I saw a question today from someone who read recent comments about how high air pressure resulted in Brad Wiggins' hour distance being less than it might otherwise have been with more favourable conditions.
He was wondering if you can control air pressure in velodromes, or choose a time of year when it is lower. So can we do that?
While there are velodromes where the inside air temperature is controllable (mostly northern hemisphere tracks located in cold climates), the control of air pressure is not something possible at any currently existing track that I'm aware of.
It would require quite a deal of engineering, in particular to provide an air lock / sealed environment that enables lots of people (and service vehicles) to enter /exit the building without affecting inside pressures and which meets emergency evacuation requirements for a large crowd, as well as fresh air to breathe. I don't see that happening any time soon.
Air locks do exist, e.g. at Aguascalientes velodrome in Mexico they use an air pressure differential to support the roof, but that means the air pressure inside the velodrome needs to be higher than outside. Not by much, but it will always need to be higher relative to local weather conditions, and inside the velodrome air pressure will still vary relative to outdoors.
So what about picking a better time of year?
Well let's look at the daily barometric pressure readings near London for the past three and a half years. Source for these charts is the National Physical Laboratory in the UK.
Barometric pressure London Jan-Dec 2012
Barometric pressure London Jan-Dec 2013
Barometric pressure London Jan-Dec 2014
Barometric pressure London Jan-June to date 2015
Looking at the above, it's pretty clear there is no obvious pattern to suggest a time of year when barometric pressure will be, on the balance of probabilities, lower.

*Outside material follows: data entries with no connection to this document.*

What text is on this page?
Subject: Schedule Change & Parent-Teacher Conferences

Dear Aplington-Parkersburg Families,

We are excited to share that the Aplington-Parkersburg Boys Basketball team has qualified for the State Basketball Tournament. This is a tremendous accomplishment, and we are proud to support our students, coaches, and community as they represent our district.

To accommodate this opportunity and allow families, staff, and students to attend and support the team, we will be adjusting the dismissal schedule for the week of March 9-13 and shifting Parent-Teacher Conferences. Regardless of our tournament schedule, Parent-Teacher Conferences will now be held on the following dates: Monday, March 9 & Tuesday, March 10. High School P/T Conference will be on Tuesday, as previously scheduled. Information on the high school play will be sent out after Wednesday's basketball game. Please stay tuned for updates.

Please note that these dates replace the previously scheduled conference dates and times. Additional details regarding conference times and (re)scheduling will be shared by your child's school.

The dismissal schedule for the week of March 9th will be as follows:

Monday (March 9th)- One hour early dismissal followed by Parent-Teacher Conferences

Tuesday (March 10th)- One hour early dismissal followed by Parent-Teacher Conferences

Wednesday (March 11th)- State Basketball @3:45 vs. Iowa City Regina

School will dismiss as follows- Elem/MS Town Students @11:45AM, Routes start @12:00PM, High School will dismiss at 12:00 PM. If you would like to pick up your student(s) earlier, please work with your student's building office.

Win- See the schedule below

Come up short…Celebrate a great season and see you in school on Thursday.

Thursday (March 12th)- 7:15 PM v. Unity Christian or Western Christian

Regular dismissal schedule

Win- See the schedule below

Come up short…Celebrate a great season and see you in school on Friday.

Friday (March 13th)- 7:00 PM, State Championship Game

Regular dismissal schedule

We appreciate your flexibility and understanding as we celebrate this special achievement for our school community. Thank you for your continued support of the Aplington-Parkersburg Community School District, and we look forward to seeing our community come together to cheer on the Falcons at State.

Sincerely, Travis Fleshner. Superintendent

Air density is what matters.
Air pressure of course is not the only variable. What really matters is attaining as low an air density as is physiological sensible. Air density along with a rider's aerodynamics, ie. their CdA, determines the energy demand for riding at a given speed, and lower air density is desirable for greater speed, provided of course the means to achieve that lower density doesn't reduce a rider's power to the extent performance ends up being worse. e.g. by riding at such high altitudes or temperatures that the rider's power output is compromised to a greater extent than the air density benefit provides.
Air density is a function of:
- air temperature
- barometric pressure
- relative humidity
You can pretty much discount the latter as the changes in air density is very small with changes in humidity, although for the record humid air is slightly less dense than dry air (at same temperature, pressure and altitude).
Air density reduces with increasing temperature and altitude, and with reducing barometric pressure.
Since attempting to reduce air pressure either via climate control or by picking suitable times of year is not really an option, that leaves us with adjusting the other two variables - temperature and altitude.
I've discussed altitude before in this item. I'm going to revisit it in a future post in an attempt to simplify the impact of the variables involved.
Heating the air inside a velodrome is common, and this was attempted with some powerful portable heating devices during Jack Bobridge's unsuccessful attempt earlier this year, and in the case of attempts at most northern hemisphere tracks, the temperature has been dialled up to the rider's desired level.
Wiggins did specific heat acclimation work and reports are the temperature inside the velodrome was around 28-30C. That's pretty warm - going too hot can be detrimental as power losses can occur with inadequate cooling. As I said earlier, it's a balance between a physical benefit and a potential physiological cost.